Friday, March 27, 2015

If You Can't Take the Heat..


Summer of 2000, I had turned eighteen and was going to get a job – my first.  With high school a couple months behind me and no college in sight I truly felt free.  The summer treated me well the highlight being a road trip to Alabama with my friend Spanky.  That’s no typo that’s his name.  We traveled by RV with a man named Bobby, my step dad at the time, and a couple of his friends.  Those couple of weeks were very fun but that’s a different story for perhaps another time.

            This is about the week of August 26, 2000, at my first job.  It started off much like the rest of summer, fun.  My friend Spanky used his pull at a restaurant, House of Pizza, to get me hired.  He worked there as well – things couldn’t be better.  In a way Spanky was like an older brother to me in those days.  I never thought of it until now.  A good guy that Spanky.  Anyway I worked in the back, making the pizzas, a perfect job for an eighteen year old that grew up during the Teenage Mutant Ninja Turtles era.  It was a busy restaurant in those days and early on I was just trying not to mess up.  I was one of many youths working in the back so that gave me some comfort.  I was quiet in those days more so than now.  One night I had to work a shift without Spanky, which helped me to not rely on him for everything at this job.  It was busy as usual and hot, very hot – it felt smoldering to me..

            I wasn’t used to such temperatures especially in small poorly ventilated areas.  This place had a giant six shelf, rotating oven that churned the heat out.  At the tail end of the dinner rush I asked my manager if I could go outside and get some air, I was dying.  I couldn’t fathom how the others could take it.  This was hell.  She looked at me with cold eyes, which seems impossible considering heat waves were rippling out from the oven nearby.  She asked if I could wait until the orders were caught up but I couldn’t.  I wanted to leave and never come back to be honest.  I wasn’t comfortable there it wasn’t for me.  I had to get away.

            She granted me leave although I know she thought little of me at that point but I could care less.  I hurried outside to get a welcoming blast of fresh air.  I breathed, relaxed and looked beside me.  There was another chap squatting near me also complaining of the heat – I wasn’t alone.  His name was John Wright he was a bigger fellow.  He didn’t last much more than month there.  I quickly gathered myself and returned to my station for fear of taking too long.  I, as usual, finished my shift quietly and walked home as I did in those days.  I thought long and hard (that’s what she said!) about continuing to work at that restaurant.

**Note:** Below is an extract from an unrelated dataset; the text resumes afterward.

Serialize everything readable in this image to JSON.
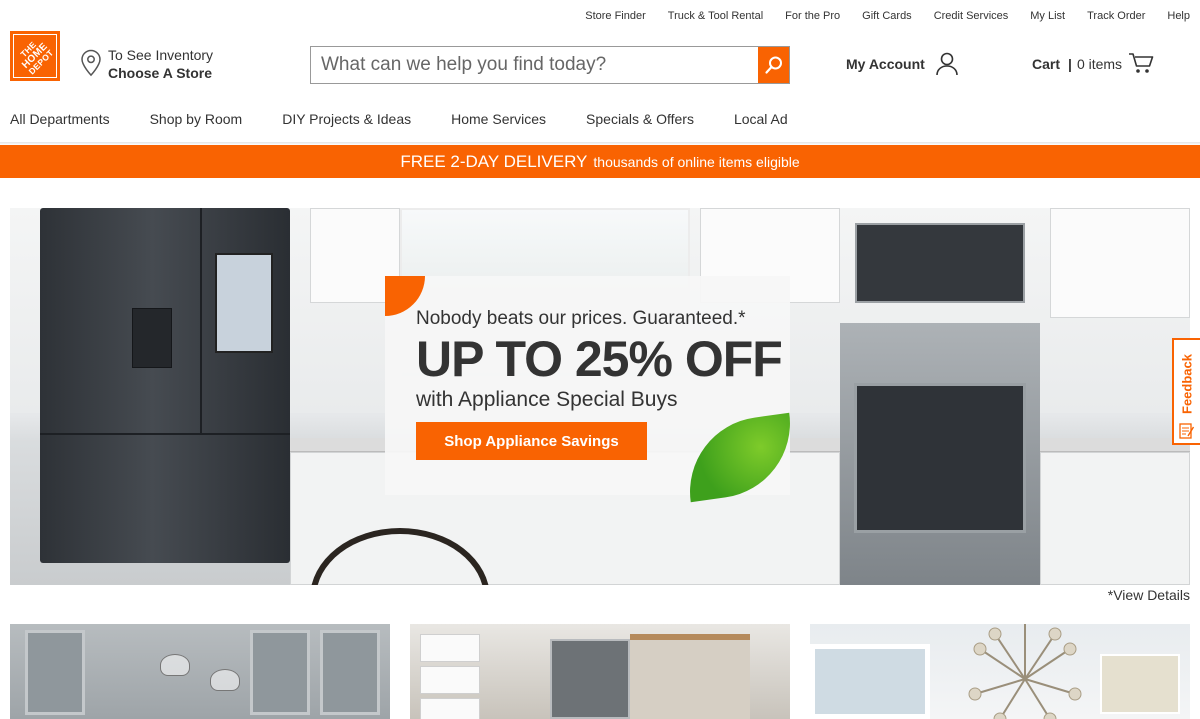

            I arrived home and talked with my mom about how work went.  She understood although I had mentioned I wanted to quit numerous times.  All she told me was to try it out for a few more days and see how it goes.  If worse came to worse I could quit.  I accepted that, not easily but I did.  Now what I failed to realize at the time was she probably didn’t want me to quit so soon especially due to the fact that earlier in the summer I never showed up to an interview for a local grocery store.  She was very upset at me that day – I remember it all too well, it wasn’t one of my finer hours.  Ask Spanky he was there – I was terrible in my laziness that moment.

            Being young none of that came to my mind though, I never even thought about that no show interview.  Instead I pressed on and put my nose to the grindstone and worked extremely hard from then on out.  It earned me two pay raises in the next month alone.  I quickly became one the best at my job behind Spanky of course.  I went on to work there on and off for the next six years.  I don’t often think of this moment in my life but it poked my brain the other night and now I feel as if I have no choice but to write it down.

            Is there a moral to this story?  I’d say if someone gives you honest advice digest it and try it out.  I have some fantastic memories as well as woeful ones I gained from that job that are something I value now.  I learned a good many things over my tenure there and out of all the places I’ve worked since I dream of this one the most.  In those dreams I’m always returning to pick up where I left off on the pizza line.  It’s but a dream but I like to think that it means something.  And remember if you can’t take the heat – give it another try.